– Виноградники, что дали нам это вино, поставляют его и на стол товарища Сталина, – сказал он однажды ночью с хитрой усмешкой. – Ты запомнишь, что я говорил о детях и Папах и о том, кто ест последним. – Кощей отведал вина и состроил гримасу: – Слишком сладкое. Товарищ Сталин боится горечи, вкус у него, как у избалованной принцессы. Я обожаю горечь, спасибо моему опыту. Это привилегия того, кто действительно живет. Ты тоже должна научиться предпочитать горечь. В конце концов, когда все остальное пройдет, горечи останется в избытке.
Марья Моревна подумала, что как-то это неправильно. Но влажное мясо лебедя и водка, такая чистая, что казалась на вкус холодной водой, закручивали ее все быстрее и быстрее, и чем быстрее она крутилась в его руках, тем больше смысла было в том, что он говорил. А поскольку ее тело не могло удержать обильную пищу, она чувствовала себя все более изголодавшейся всякий раз, когда он поднимал ложку с печеной картошкой к ее рту.

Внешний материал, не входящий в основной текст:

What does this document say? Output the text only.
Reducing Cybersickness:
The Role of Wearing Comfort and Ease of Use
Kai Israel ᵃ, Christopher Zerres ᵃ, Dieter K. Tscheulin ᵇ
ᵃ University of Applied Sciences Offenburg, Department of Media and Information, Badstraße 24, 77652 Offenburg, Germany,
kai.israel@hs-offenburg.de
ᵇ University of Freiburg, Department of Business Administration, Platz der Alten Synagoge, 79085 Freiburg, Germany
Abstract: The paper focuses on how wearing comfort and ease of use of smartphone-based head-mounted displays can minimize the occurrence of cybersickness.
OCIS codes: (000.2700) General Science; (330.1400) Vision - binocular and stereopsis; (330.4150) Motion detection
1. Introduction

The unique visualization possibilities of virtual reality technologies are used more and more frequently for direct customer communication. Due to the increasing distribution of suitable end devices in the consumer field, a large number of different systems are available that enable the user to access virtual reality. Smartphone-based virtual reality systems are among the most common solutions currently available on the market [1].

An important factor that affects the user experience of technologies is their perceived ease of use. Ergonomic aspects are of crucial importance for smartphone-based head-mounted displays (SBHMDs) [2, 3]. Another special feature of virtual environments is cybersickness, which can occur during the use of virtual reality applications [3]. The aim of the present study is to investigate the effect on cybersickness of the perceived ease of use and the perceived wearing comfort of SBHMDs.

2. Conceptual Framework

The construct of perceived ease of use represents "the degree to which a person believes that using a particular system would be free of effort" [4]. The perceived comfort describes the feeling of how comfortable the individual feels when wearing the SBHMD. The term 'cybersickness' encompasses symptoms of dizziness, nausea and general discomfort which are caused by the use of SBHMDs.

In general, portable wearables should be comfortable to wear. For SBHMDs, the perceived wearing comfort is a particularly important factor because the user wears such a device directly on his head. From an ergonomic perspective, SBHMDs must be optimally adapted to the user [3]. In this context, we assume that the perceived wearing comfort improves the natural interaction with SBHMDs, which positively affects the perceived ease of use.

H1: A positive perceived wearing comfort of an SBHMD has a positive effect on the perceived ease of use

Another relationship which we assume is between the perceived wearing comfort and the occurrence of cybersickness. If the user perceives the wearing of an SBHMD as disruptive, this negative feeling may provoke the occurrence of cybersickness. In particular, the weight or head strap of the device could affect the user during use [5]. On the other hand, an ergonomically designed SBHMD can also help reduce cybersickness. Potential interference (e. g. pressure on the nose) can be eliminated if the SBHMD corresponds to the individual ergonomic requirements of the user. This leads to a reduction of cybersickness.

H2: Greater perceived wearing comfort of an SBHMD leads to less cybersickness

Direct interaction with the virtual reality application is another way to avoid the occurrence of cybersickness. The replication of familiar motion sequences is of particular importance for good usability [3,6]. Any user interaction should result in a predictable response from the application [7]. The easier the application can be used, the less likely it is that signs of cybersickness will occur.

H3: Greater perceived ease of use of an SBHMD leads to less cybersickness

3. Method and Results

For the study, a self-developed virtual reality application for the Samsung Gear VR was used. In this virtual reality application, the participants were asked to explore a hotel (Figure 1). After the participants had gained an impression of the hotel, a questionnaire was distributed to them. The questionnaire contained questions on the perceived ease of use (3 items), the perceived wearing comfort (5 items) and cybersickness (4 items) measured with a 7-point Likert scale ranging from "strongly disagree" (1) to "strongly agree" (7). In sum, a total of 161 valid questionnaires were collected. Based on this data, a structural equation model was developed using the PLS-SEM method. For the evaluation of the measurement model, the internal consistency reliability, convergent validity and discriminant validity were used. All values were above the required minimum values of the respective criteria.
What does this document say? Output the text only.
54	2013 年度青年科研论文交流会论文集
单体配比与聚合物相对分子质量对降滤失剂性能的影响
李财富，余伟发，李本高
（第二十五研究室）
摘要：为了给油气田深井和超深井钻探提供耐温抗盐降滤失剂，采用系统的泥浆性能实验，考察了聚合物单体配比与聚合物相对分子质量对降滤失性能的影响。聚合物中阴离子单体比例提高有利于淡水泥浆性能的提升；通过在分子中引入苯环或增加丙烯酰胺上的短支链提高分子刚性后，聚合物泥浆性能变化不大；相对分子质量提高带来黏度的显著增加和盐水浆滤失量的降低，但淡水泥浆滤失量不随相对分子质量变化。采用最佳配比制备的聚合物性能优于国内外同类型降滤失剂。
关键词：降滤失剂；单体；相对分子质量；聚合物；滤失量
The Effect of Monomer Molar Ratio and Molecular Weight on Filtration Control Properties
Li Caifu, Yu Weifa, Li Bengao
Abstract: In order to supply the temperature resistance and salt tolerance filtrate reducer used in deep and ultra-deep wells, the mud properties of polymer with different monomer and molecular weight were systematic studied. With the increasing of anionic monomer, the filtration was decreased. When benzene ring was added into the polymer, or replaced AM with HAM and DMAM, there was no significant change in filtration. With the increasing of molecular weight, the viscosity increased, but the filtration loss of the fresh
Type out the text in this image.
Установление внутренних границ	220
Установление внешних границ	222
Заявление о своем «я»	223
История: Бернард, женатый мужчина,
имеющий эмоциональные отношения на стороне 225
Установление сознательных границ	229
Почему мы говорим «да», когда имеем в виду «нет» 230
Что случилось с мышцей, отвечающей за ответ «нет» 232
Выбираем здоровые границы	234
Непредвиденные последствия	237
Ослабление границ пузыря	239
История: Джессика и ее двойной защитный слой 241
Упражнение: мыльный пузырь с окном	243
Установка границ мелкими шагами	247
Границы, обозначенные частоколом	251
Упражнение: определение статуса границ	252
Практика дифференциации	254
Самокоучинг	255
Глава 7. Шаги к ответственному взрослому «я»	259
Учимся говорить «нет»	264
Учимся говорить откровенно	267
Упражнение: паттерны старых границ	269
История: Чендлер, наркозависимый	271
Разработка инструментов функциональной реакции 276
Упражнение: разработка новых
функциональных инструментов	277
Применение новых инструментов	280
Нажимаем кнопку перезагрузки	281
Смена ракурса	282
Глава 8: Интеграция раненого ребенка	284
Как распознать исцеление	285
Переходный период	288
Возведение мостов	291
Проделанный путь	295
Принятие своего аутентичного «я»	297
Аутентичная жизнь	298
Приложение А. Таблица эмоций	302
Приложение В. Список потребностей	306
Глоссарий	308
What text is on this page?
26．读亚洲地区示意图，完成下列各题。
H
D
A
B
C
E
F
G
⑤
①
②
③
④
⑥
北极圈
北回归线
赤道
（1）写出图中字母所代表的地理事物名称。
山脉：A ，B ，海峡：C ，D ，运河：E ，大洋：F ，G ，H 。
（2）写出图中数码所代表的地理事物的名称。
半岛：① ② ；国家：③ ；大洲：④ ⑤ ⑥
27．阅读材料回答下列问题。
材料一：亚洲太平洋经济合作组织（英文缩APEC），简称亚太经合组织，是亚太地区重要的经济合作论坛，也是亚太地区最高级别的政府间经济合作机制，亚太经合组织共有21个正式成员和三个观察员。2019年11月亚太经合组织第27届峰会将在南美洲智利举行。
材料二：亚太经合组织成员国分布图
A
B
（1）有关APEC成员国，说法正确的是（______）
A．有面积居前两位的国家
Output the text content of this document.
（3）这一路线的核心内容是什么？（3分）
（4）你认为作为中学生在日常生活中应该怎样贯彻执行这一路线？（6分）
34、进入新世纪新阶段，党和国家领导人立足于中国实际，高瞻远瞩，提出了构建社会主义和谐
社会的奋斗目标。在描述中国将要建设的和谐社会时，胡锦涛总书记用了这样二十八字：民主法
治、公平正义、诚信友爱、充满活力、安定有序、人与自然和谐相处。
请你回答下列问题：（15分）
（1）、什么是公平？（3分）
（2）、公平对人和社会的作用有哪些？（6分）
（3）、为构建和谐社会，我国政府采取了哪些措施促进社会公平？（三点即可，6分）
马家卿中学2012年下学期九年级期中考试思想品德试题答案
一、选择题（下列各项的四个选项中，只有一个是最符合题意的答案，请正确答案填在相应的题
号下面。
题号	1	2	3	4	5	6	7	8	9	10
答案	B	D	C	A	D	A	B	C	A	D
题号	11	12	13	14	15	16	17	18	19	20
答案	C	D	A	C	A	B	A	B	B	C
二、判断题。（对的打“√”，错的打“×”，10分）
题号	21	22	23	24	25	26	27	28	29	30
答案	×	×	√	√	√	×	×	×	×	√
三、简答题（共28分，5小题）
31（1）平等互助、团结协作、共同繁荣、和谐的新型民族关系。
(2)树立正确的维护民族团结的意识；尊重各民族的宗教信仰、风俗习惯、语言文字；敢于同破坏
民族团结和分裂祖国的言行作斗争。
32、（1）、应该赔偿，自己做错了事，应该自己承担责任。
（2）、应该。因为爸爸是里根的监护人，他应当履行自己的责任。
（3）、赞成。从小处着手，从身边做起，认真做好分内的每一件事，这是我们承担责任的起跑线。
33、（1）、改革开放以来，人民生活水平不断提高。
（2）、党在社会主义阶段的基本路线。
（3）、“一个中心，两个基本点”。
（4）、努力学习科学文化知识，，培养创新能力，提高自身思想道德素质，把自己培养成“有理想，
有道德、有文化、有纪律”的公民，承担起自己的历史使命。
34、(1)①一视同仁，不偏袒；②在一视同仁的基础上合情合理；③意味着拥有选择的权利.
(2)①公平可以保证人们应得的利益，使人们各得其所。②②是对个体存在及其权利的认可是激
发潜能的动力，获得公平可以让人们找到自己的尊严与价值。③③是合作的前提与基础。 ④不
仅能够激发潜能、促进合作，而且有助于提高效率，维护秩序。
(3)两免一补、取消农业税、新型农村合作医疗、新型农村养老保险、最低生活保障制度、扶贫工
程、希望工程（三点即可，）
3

Он клал ей на язык мед, грушевое варенье и коричневый мокрый сахар. Она глотала горячий чай. И он целовал ее снова и снова, деля с ней сладость и жар. Каждую ночь у избушки странная лошадь рылась носом в корыте с углями, наблюдая за ее тайной тошнотой не моргнув глазом. Только теперь шкура ее была красного цвета, а грива – как огонь. И всякий раз, когда Марья вставала со своей мягкой пуховой перины, автомобиль уже ждал ее в тумане, попыхивая выхлопной трубой, тоже больше не черный, а алый, как свекла, как кровь.
Но Марья была всего лишь девушкой, юной и хрупкой, и постоянные переходы из промерзлой машины к потрескивающему очагу стали ее изматывать. Она начала кашлять, сначала немного, потом глубоко и резко. Ее настолько одолели лихорадка и слабость, что теперь она не могла съесть даже маленькую куропатку в карамели или кусочек кекса с абрикосовым джемом. Ей приходилось выталкивать ложку изо рта или выблевывать содержимое желудка прямо на тонкие шерстяные ковры.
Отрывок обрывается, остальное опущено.